A second point is that Mr Underwood has sought to say that it could be that what the Industrial Tribunal had in mind as being the shown reason for the dismissal, was not redundancy but, using the language of Section 98(1)(b) "some other substantial reason of a kind such as to justify the dismissal of an employee holding the position which the employee held". He says that if that had been the case then different considerations would have come into play than would have come into play had redundancy been the only matter considered. However, it is not possible to hold that the Tribunal might have had in mind "some other substantial reason", given that in paragraph 5 of their holding they do say, (as I quoted earlier):
".... The tribunal had to consider whether the Respondents acted reasonably or unreasonably in all the circumstances in treating redundancy as a sufficient reason for dismissing the Applicant ...." (Our underlining.)
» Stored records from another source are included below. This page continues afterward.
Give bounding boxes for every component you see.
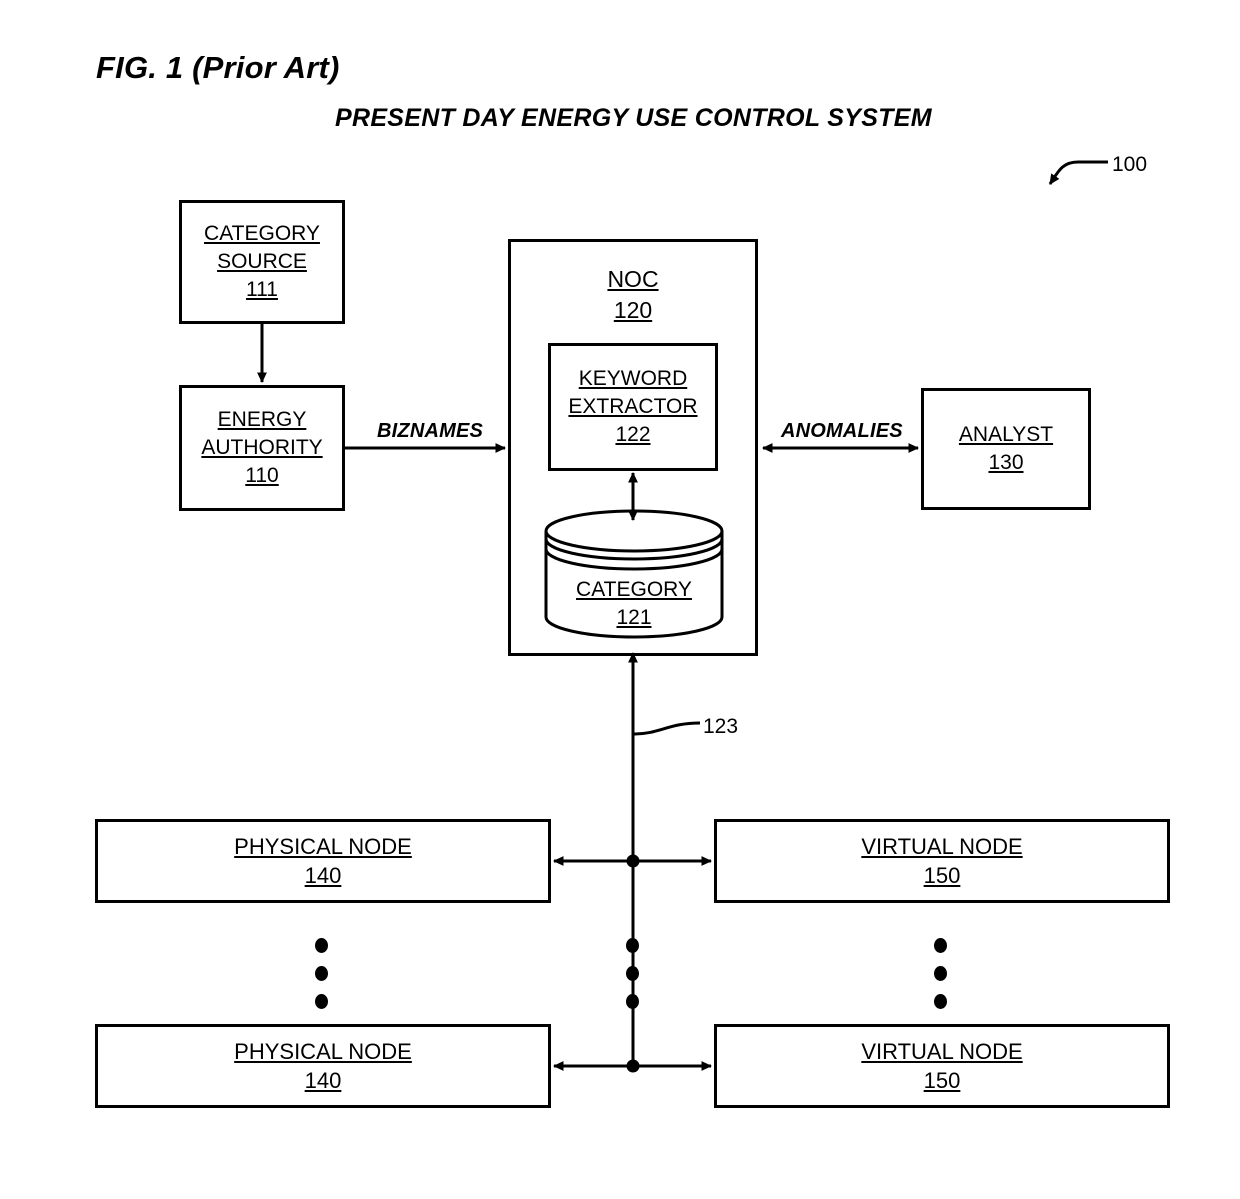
- ellipsis-dot: [626, 994, 639, 1009]
- ellipsis-dot: [315, 966, 328, 981]
- physical-node-2-title: PHYSICAL NODE: [234, 1038, 412, 1064]
- noc-title: NOC: [607, 266, 659, 292]
- analyst-box: ANALYST 130: [921, 388, 1091, 510]
- energy-authority-title-2: AUTHORITY: [201, 436, 323, 460]
- ellipsis-dot: [934, 994, 947, 1009]
- physical-node-box-2: PHYSICAL NODE 140: [95, 1024, 551, 1108]
- category-source-title-2: SOURCE: [217, 250, 307, 274]
- ellipsis-dot: [934, 938, 947, 953]
- ellipsis-dot: [626, 966, 639, 981]
- physical-node-1-ref: 140: [304, 863, 342, 888]
- system-reference-numeral: 100: [1112, 153, 1148, 176]
- virtual-node-2-title: VIRTUAL NODE: [861, 1038, 1023, 1064]
- biznames-edge-label: BIZNAMES: [377, 420, 484, 442]
- bus-junction-dot-row-1: [626, 854, 640, 868]
- keyword-extractor-box: KEYWORD EXTRACTOR 122: [548, 343, 718, 471]
- bus-junction-dot-row-2: [626, 1059, 640, 1073]
- ellipsis-dots-bus: [626, 938, 639, 1009]
- ellipsis-dot: [315, 994, 328, 1009]
- virtual-node-box-2: VIRTUAL NODE 150: [714, 1024, 1170, 1108]
- virtual-node-box-1: VIRTUAL NODE 150: [714, 819, 1170, 903]
- keyword-extractor-title: KEYWORD: [578, 367, 688, 391]
- energy-authority-ref: 110: [245, 463, 279, 487]
- category-source-title: CATEGORY: [204, 222, 320, 246]
- analyst-ref: 130: [988, 451, 1024, 474]
- keyword-extractor-ref: 122: [615, 422, 651, 446]
- ellipsis-dots-virtual: [934, 938, 947, 1009]
- noc-ref: 120: [613, 297, 653, 324]
- physical-node-box-1: PHYSICAL NODE 140: [95, 819, 551, 903]
- ellipsis-dots-physical: [315, 938, 328, 1009]
- physical-node-2-ref: 140: [304, 1068, 342, 1093]
- anomalies-edge-label: ANOMALIES: [781, 420, 903, 442]
- figure-subtitle: PRESENT DAY ENERGY USE CONTROL SYSTEM: [335, 104, 932, 132]
- leader-line-100: [1048, 160, 1108, 185]
- keyword-extractor-title-2: EXTRACTOR: [568, 395, 698, 419]
- noc-title-group: NOC 120: [511, 264, 755, 326]
- analyst-title: ANALYST: [958, 423, 1054, 447]
- category-source-box: CATEGORY SOURCE 111: [179, 200, 345, 324]
- energy-authority-box: ENERGY AUTHORITY 110: [179, 385, 345, 511]
- physical-node-1-title: PHYSICAL NODE: [234, 833, 412, 859]
- cylinder-shape: [544, 509, 724, 639]
- energy-authority-title: ENERGY: [217, 408, 307, 432]
- leader-line-123: [633, 721, 701, 736]
- virtual-node-1-ref: 150: [923, 863, 961, 888]
- ellipsis-dot: [626, 938, 639, 953]
- ellipsis-dot: [315, 938, 328, 953]
- virtual-node-2-ref: 150: [923, 1068, 961, 1093]
- ellipsis-dot: [934, 966, 947, 981]
- figure-canvas: FIG. 1 (Prior Art) PRESENT DAY ENERGY US…: [0, 0, 1240, 1199]
- category-database-cylinder: CATEGORY 121: [543, 508, 725, 640]
- bus-reference-numeral: 123: [703, 715, 739, 738]
- category-source-ref: 111: [246, 277, 278, 301]
- figure-label: FIG. 1 (Prior Art): [96, 50, 340, 85]
- virtual-node-1-title: VIRTUAL NODE: [861, 833, 1023, 859]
That, plainly, is what they had in mind and that precludes the requirement, or possible requirement, of "some other substantial reason" needing to be considered.
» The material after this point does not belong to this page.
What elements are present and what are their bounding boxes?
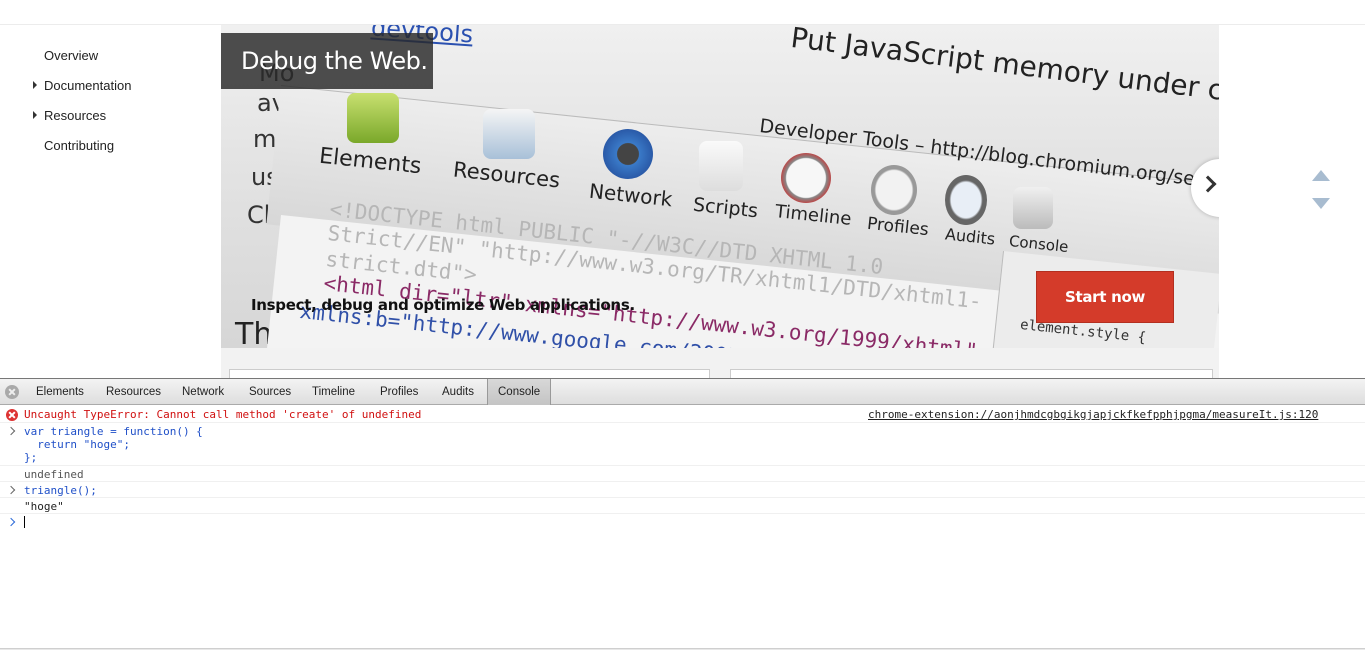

Although, undoubtedly, the Industrial Tribunal could have expressed themselves more clearly than they did and although, undoubtedly, the reference to an artificial creation of the redundancy has led to an argument that has been properly advanced to us by Mr Underwood, we feel, on balance, that, viewing the matter as a whole, it was a decision that there was a redundancy but that nonetheless the dismissal was unfair in the circumstances which the Industrial Tribunal described. We do not feel able to find there has been any error of law in that conclusion and accordingly we dismiss the appeal.